Diamo un nome a questi ragazzini del ’17

Una fotografia di Gorizia nella Grande guerra. Una come tante, in apparenza. No, questa è speciale: c’è un gruppo di ragazzini accanto ad alcuni militari italiani. Siamo probabilmente nella primavera del 1917.
Chi sono questi ragazzini goriziani? Chi riconosce il papà o il nonno? Il nostro obiettivo è dare un nome a questi fanciulli di un secolo fa.
La fotografia è gentilmente concessa dallo storico goriziano della Prima guerra mondiale Pier Luigi Lodi.
Lodi, prima di tutto dov’è stata scattata la foto?

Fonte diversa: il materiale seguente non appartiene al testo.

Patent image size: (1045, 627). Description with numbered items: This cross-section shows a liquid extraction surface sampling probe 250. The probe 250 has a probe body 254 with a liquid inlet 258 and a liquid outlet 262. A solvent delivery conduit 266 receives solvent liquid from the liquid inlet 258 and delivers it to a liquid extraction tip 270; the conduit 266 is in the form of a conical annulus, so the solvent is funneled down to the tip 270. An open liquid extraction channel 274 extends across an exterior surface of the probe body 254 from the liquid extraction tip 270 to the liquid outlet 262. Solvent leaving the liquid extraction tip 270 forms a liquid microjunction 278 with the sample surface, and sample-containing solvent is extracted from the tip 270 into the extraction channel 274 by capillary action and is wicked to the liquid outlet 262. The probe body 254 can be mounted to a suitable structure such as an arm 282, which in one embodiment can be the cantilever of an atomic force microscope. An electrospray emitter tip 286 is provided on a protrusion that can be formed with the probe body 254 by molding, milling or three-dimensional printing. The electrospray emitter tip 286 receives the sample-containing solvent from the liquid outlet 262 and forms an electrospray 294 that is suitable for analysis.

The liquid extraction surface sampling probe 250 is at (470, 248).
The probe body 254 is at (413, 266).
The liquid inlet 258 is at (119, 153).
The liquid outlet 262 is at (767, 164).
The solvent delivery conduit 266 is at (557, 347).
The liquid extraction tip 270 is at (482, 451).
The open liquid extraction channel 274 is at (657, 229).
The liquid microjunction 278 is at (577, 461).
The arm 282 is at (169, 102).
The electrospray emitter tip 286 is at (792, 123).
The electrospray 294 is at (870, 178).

«La fotografia è entrata recentemente nella mia collezione. La didascalia originale, laconicamente, parla di un rifugio sul Castello di Gorizia».
Chi sono quei militari?
«Sono fanti del 201° Reggimento, Brigata Sesia, ed un paio di genieri: il caporale primo sulla destra, in piedi, è anche l'unico noto, perché ne è segnato il cognome: Brambati. Sappiamo dall'Albo d'oro che non morì in guerra, dei tredici caduti che portavano quel cognome nessuno era caporale del Genio».
Che rapporto ci fu tra la Brigata Sesia e Gorizia?
«La Sesia arrivò una prima volta a Gorizia alla fine di agosto del '16, dando il cambio a quelle Brigate, come la Etna, che avevano preso la città e che avevano ranghi perciò assai ridotti. Impiegata nella ottava sanguinosa "spallata" cadorniana del 10-12 ottobre sul Carso, prese definitivamente possesso del settore più delicato della difesa della nostra città l'11 febbraio del '17, quando proprio il 201° occupò la linea Corno, Castagnavizza, Seminario minore, manicomio».
Perché la foto è stata scattata in Castello?
«Nello specifico, il 201° ebbe compito di fortificare tratti importanti del Castello: all'interno del bastione del Re il 2° Riparto Zappatori del 201° scavò un notevole osservatorio blindato, tutt'oggi perfettamente conservato e ricco di enigmatici graffiti. In tutto il castello, in realtà, vennero allestiti apprestamenti difensivi e rifugi, alle volte riutilizzando precedenti opere dell'esercito imperiale e regio, che pure sul versante rivolto al Rafut aveva una baraccopoli riparata dalla cinta muraria. Il rifugio illustrato nella fotografia potrebbe essere stato usato da entrambi gli eserciti, anche se è verosimile ritenere che l'ingresso non fosse rivolto alla linea del fronte».
Qual è la particolarità di questa foto ?
«Non racconta una storia di eroici guerrieri, è un monumento a chi dei conflitti è la prima vittima: l'infanzia. I bimbi che posano accanto ai soldati, di spalle la loro mamma, appaiono composti ed in qualche modo a loro agio, in fondo anche vestiti con decoro se si pensa al periodo ed al luogo».
Quali particolari coglie l’occhio dell’esperto?
«Il piccolo in primo piano indossa una giubba da campo di foggia A.U. e possiamo facilmente immaginare che il suo papà ne stia indossando una vera, magari sul Fronte orientale. Quando è partito per la guerra, forse nell'agosto '14, la bimbetta bionda con i capelli corti, per necessità igieniche, e le scarpette di stoffa non aveva un anno, ad occhio. La ragazzina più grande, di spalle al piccolo, ha già lo sguardo di una giovane donna. Terribile scuola la Grande guerra. Un dettaglio, quegli stessi militari che hanno scavato il rifugio hanno posto un angioletto di ceramica all'ingresso della galleria. Mi piace pensare che li abbia protetti tutti».